Having claimed the GC in that gruelling race, his flight from Nîmes landed in Bordeaux that evening around 7-30pm, allowing him time for a brief rest and an evening meal. At 2am, Anquetil was on the start line again, and fifteen hours later arrived tired but triumphant in the Parc des Princes velodrome, having relegated Jean Stablinski and Tom Simpson to second and third place, respectively.

Pogačar’s plan will probably also involve a fast car from the finish area in Siena’s Piazza del Campo, a private plane from Siena’s local airport, and a hasty pick-up to join his teammates in their hotel in the Parisian suburbs. These days that’s completely doable and he might easily be able to join them for dinner. Yet it still seems relatively daring compared to the risk-averse, highly-controlled team strategies of the past decade or so.

Back in 2012, in the sweltering sun of a Tour de France rest day in Pau, recovery, control and risk-aversion ruled.

Team Sky’s press huddle at their hotel, less than a well-hit wedge shot from the media centre, was held outside in the broiling midday heat.
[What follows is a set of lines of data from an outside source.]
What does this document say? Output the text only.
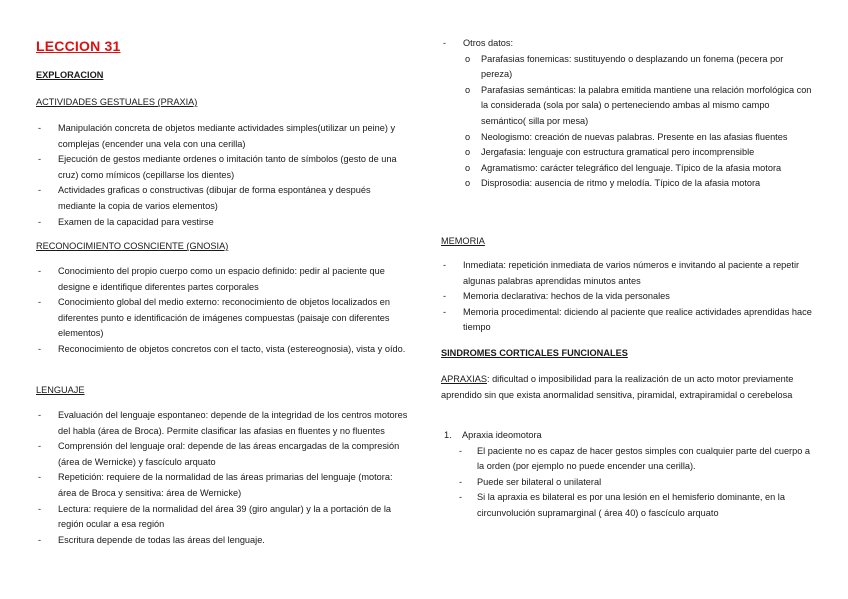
LECCION 31
EXPLORACION
ACTIVIDADES GESTUALES (PRAXIA)
- Manipulación concreta de objetos mediante actividades simples(utilizar un peine) y complejas (encender una vela con una cerilla)
- Ejecución de gestos mediante ordenes o imitación tanto de símbolos (gesto de una cruz) como mímicos (cepillarse los dientes)
- Actividades graficas o constructivas (dibujar de forma espontánea y después mediante la copia de varios elementos)
- Examen de la capacidad para vestirse
RECONOCIMIENTO COSNCIENTE (GNOSIA)
- Conocimiento del propio cuerpo como un espacio definido: pedir al paciente que designe e identifique diferentes partes corporales
- Conocimiento global del medio externo: reconocimiento de objetos localizados en diferentes punto e identificación de imágenes compuestas (paisaje con diferentes elementos)
- Reconocimiento de objetos concretos con el tacto, vista (estereognosia), vista y oído.
LENGUAJE
- Evaluación del lenguaje espontaneo: depende de la integridad de los centros motores del habla (área de Broca). Permite clasificar las afasias en fluentes y no fluentes
- Comprensión del lenguaje oral: depende de las áreas encargadas de la compresión (área de Wernicke) y fascículo arquato
- Repetición: requiere de la normalidad de las áreas primarias del lenguaje (motora: área de Broca y sensitiva: área de Wernicke)
- Lectura: requiere de la normalidad del área 39 (giro angular) y la a portación de la región ocular a esa región
- Escritura depende de todas las áreas del lenguaje.
- Otros datos:
o Parafasias fonemicas: sustituyendo o desplazando un fonema (pecera por pereza)
o Parafasias semánticas: la palabra emitida mantiene una relación morfológica con la considerada (sola por sala) o perteneciendo ambas al mismo campo semántico( silla por mesa)
o Neologismo: creación de nuevas palabras. Presente en las afasias fluentes
o Jergafasia: lenguaje con estructura gramatical pero incomprensible
o Agramatismo: carácter telegráfico del lenguaje. Típico de la afasia motora
o Disprosodia: ausencia de ritmo y melodía. Típico de la afasia motora
MEMORIA
- Inmediata: repetición inmediata de varios números e invitando al paciente a repetir algunas palabras aprendidas minutos antes
- Memoria declarativa: hechos de la vida personales
- Memoria procedimental: diciendo al paciente que realice actividades aprendidas hace tiempo
SINDROMES CORTICALES FUNCIONALES
APRAXIAS: dificultad o imposibilidad para la realización de un acto motor previamente aprendido sin que exista anormalidad sensitiva, piramidal, extrapiramidal o cerebelosa
1. Apraxia ideomotora
- El paciente no es capaz de hacer gestos simples con cualquier parte del cuerpo a la orden (por ejemplo no puede encender una cerilla).
- Puede ser bilateral o unilateral
- Si la apraxia es bilateral es por una lesión en el hemisferio dominante, en la circunvolución supramarginal ( área 40) o fascículo arquato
While the riders sheltered under an inadequate awning and Bradley Wiggins held court, the sun-struck media cooked in the heat. Asked why the team — or at least Wiggins — was unwilling to travel the 200 metres or so to the air-conditioned comfort of the Palais des Congrès, journalists were told: “Recovery is all-important.”

So it’s good to now have a Tour champion with daring, who relishes risk and adventure, and who has never uttered the phrase ‘marginal gains’.
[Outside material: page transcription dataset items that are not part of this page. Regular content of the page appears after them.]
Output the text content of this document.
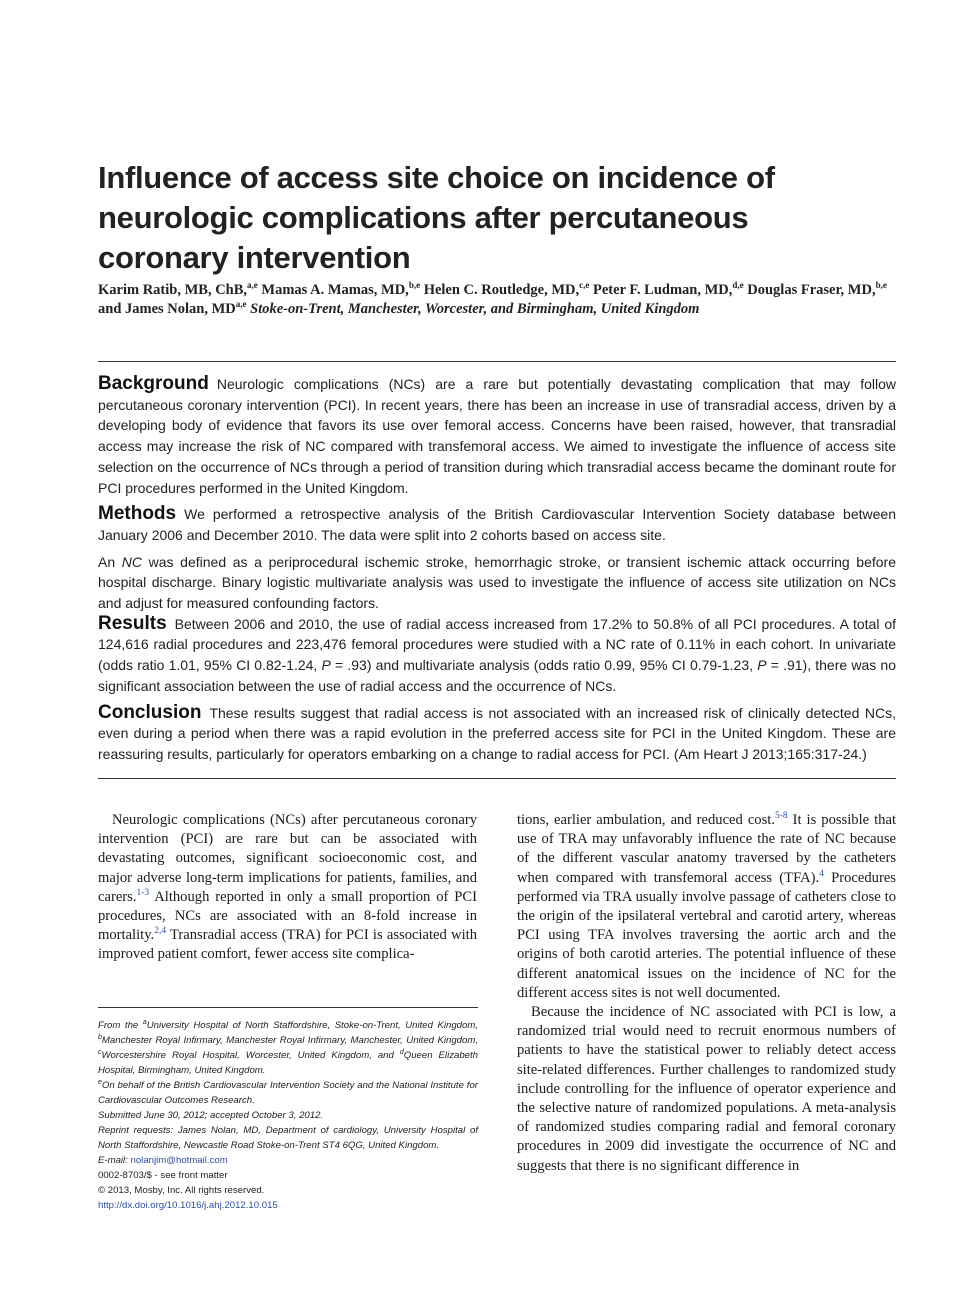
Influence of access site choice on incidence of neurologic complications after percutaneous coronary intervention
Karim Ratib, MB, ChB,$^{a,e}$ Mamas A. Mamas, MD,$^{b,e}$ Helen C. Routledge, MD,$^{c,e}$ Peter F. Ludman, MD,$^{d,e}$ Douglas Fraser, MD,$^{b,e}$ and James Nolan, MD$^{a,e}$ Stoke-on-Trent, Manchester, Worcester, and Birmingham, United Kingdom

Background Neurologic complications (NCs) are a rare but potentially devastating complication that may follow percutaneous coronary intervention (PCI). In recent years, there has been an increase in use of transradial access, driven by a developing body of evidence that favors its use over femoral access. Concerns have been raised, however, that transradial access may increase the risk of NC compared with transfemoral access. We aimed to investigate the influence of access site selection on the occurrence of NCs through a period of transition during which transradial access became the dominant route for PCI procedures performed in the United Kingdom.

Methods We performed a retrospective analysis of the British Cardiovascular Intervention Society database between January 2006 and December 2010. The data were split into 2 cohorts based on access site.

An NC was defined as a periprocedural ischemic stroke, hemorrhagic stroke, or transient ischemic attack occurring before hospital discharge. Binary logistic multivariate analysis was used to investigate the influence of access site utilization on NCs and adjust for measured confounding factors.

Results Between 2006 and 2010, the use of radial access increased from 17.2% to 50.8% of all PCI procedures. A total of 124,616 radial procedures and 223,476 femoral procedures were studied with a NC rate of 0.11% in each cohort. In univariate (odds ratio 1.01, 95% CI 0.82-1.24, P = .93) and multivariate analysis (odds ratio 0.99, 95% CI 0.79-1.23, P = .91), there was no significant association between the use of radial access and the occurrence of NCs.

Conclusion These results suggest that radial access is not associated with an increased risk of clinically detected NCs, even during a period when there was a rapid evolution in the preferred access site for PCI in the United Kingdom. These are reassuring results, particularly for operators embarking on a change to radial access for PCI. (Am Heart J 2013;165:317-24.)

Neurologic complications (NCs) after percutaneous coronary intervention (PCI) are rare but can be associated with devastating outcomes, significant socioeconomic cost, and major adverse long-term implications for patients, families, and carers.$^{1-3}$ Although reported in only a small proportion of PCI procedures, NCs are associated with an 8-fold increase in mortality.$^{2,4}$ Transradial access (TRA) for PCI is associated with improved patient comfort, fewer access site complica-

From the $^a$University Hospital of North Staffordshire, Stoke-on-Trent, United Kingdom, $^b$Manchester Royal Infirmary, Manchester Royal Infirmary, Manchester, United Kingdom, $^c$Worcestershire Royal Hospital, Worcester, United Kingdom, and $^d$Queen Elizabeth Hospital, Birmingham, United Kingdom.

$^e$On behalf of the British Cardiovascular Intervention Society and the National Institute for Cardiovascular Outcomes Research.

Submitted June 30, 2012; accepted October 3, 2012.

Reprint requests: James Nolan, MD, Department of cardiology, University Hospital of North Staffordshire, Newcastle Road Stoke-on-Trent ST4 6QG, United Kingdom.

E-mail: nolanjim@hotmail.com

0002-8703/$ - see front matter

© 2013, Mosby, Inc. All rights reserved.

http://dx.doi.org/10.1016/j.ahj.2012.10.015

tions, earlier ambulation, and reduced cost.$^{5-8}$ It is possible that use of TRA may unfavorably influence the rate of NC because of the different vascular anatomy traversed by the catheters when compared with transfemoral access (TFA).$^4$ Procedures performed via TRA usually involve passage of catheters close to the origin of the ipsilateral vertebral and carotid artery, whereas PCI using TFA involves traversing the aortic arch and the origins of both carotid arteries. The potential influence of these different anatomical issues on the incidence of NC for the different access sites is not well documented.

Because the incidence of NC associated with PCI is low, a randomized trial would need to recruit enormous numbers of patients to have the statistical power to reliably detect access site-related differences. Further challenges to randomized study include controlling for the influence of operator experience and the selective nature of randomized populations. A meta-analysis of randomized studies comparing radial and femoral coronary procedures in 2009 did investigate the occurrence of NC and suggests that there is no significant difference in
We’ve seen it already in Pogačar: his near-miss at the Tour of Flanders after his wild sprint, his crash and burn tactics on the climb of the Galibier in last July’s Tour, his epic solo breakaways on gravel roads he barely knows, first in Tuscany and now in southern Spain. You may not like his sponsor or have warmed to his management team, but there is still something of the impetuous bike racer in the 24 year old, even if that aspect of his nature can sometimes be to his detriment, as it was last July on the Galibier, and subsequently, on the Granon.

For Pogačar it seems, experience sometimes trumps caution. Coming second in last year’s Tour wasn’t a catastrophe for him and he is clearly still very much in love with racing.

Take last summer. Only a few hours after celebrating his second place finish in the men’s Tour, he was sitting, bleary-eyed and anonymous, on an armco barrier at the start of the second stage of the Tour de France Femmes in suburban Meaux, supporting his partner, fellow pro, Urška Žigart. It was a million miles from the champagne corks and back-slapping of the previous evening on the Champs Elysées, yet, if anything, he looked even more at home.

Given his talent and the reinforcements now added to his team, you’d expect him to be even more eye-catching this spring and summer. Already he’s exploded onto the scene in his first race back and thrown down a gauntlet for the Italian classic, over the Tuscan white roads.

If he wins again in Siena, it will hardly be a shock. If he wins in both in Siena and Nice — which isn’t beyond the realms of possibility — it will be something of an exploit. What’s more, it will be a warning shot to Vingegaard and his team, in advance of the Tour. And even if Pogačar doesn’t, we all know that he will still be worth watching.